As I implied above,we did get the Bat-Villains, male contingent, later, but those were the last of the 8” figures we'd get (when I was in junior high, however, I did buy a set of the original figures in Mego's later Star Trek line, as well as the bridge set).
A few years later, my brother Jeff got the magnetic Batman and Robin 12” figures, and still later, I bought the Hulk Comic Action Hero, but that was it for off-the-shelf Mego purchases. All the other superhero toys we got as kids were those afore-mentioned AHI toys, and I specifically remember having a friction-powered Batcycle with Batman figure, as well as a Batman parachutist. Another AHI figure I recall getting was the Star Trek phaser flashlight.

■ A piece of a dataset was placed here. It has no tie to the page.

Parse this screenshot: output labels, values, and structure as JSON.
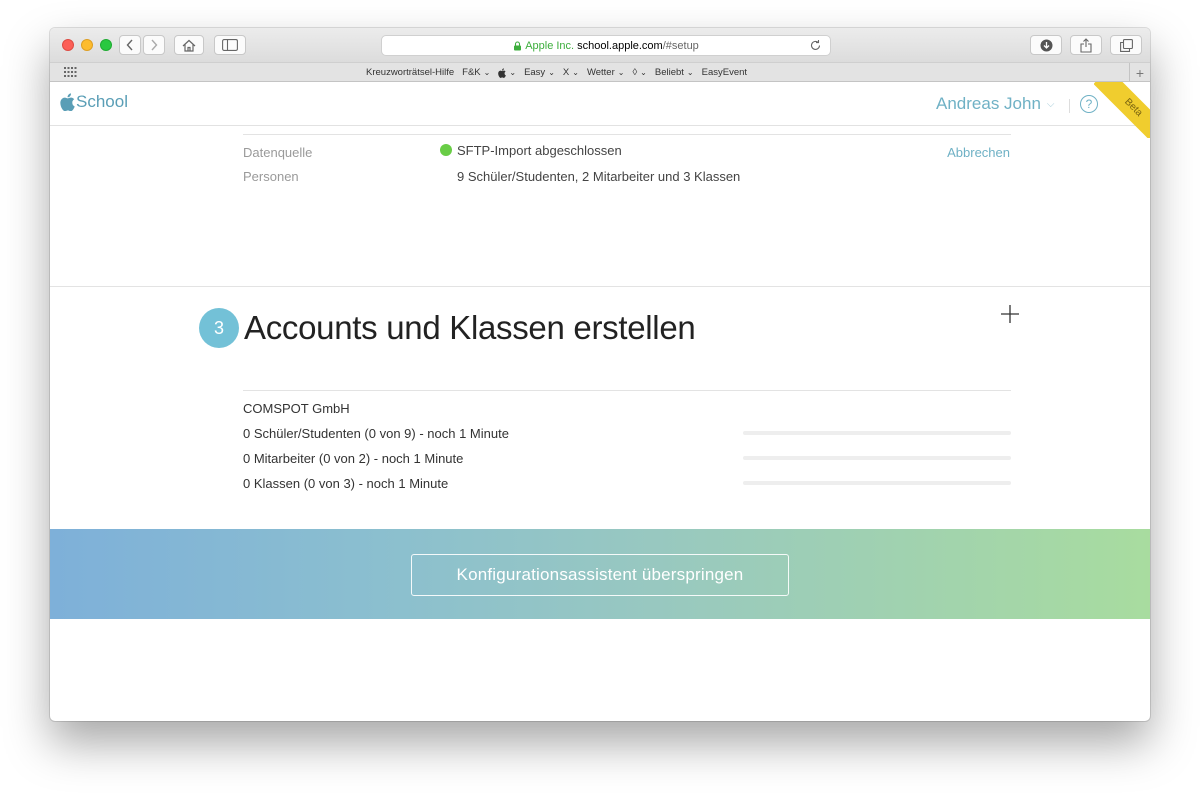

We did get other 8” figures... the Famous Monsters figures of the Abominable Snowman and the Fly. But those were the only other ones.
Oh, I knew of the other figures... one couldn't help but notice them on the racks, as well as the commercials as well as the ads in the comics themselves, but I didn't get them. The best I was able to do was to make costumes for my 12” GI Joe figures (I used to be into puppetry, where I learned how to sew by hand, a handy skill when our Riddler figure's seams came loose on his costume).
But in the late 1980s... ah, that was another matter. I'd started getting interested in recapturing not ony my childhood, but also for what I'd wanted in my childhood. After dabbling a bit in Super Powers figures, I made the leap to collecting Megos and Mego-like figures. I went to toy shows, initially as a buyer, and then later as a seller (although I did my share of buying as well). I managed to get nearly all of the Mego superheroes and villains, although some were missing accessories (yes, including all the Teen Titans), some of the 12” figures, the Planet of the Apes figures, some of the monsters, and then the Remco monster figures after that... among many other things. I had only a few of the accessories.
Well, come the 1990s, when I was out of work and needed to raise funds to pay rent (and later, to afford a move to Wisconsin to be with my first wife, Barbara), I had to start selling all my toys. Gone were the Megos, Secret Wars, Super Powers and other figures, never to be replaced.
And now, as I look on eBay for pictures of cool stuff to share here, I occasionally see the prices being asked for Megos and wince... if I'd only been able to hold on to them, until eBay came along, I could have realized at least four to five times the price I sold them all for... even better, if I didn't have to sell them at all, I would have need for a lot more shelf space in my office. But that's the way these things seem to go in my life. I accumulate cool stuff for a few years, then things go bad, and I have to sell stuff off... collect and sell, collect and sell. And I bet I'm not the only one who's had that happen, eh?
But the Megos... those were the items I wish I had, of all the collectibles I've bought and sold, most of all.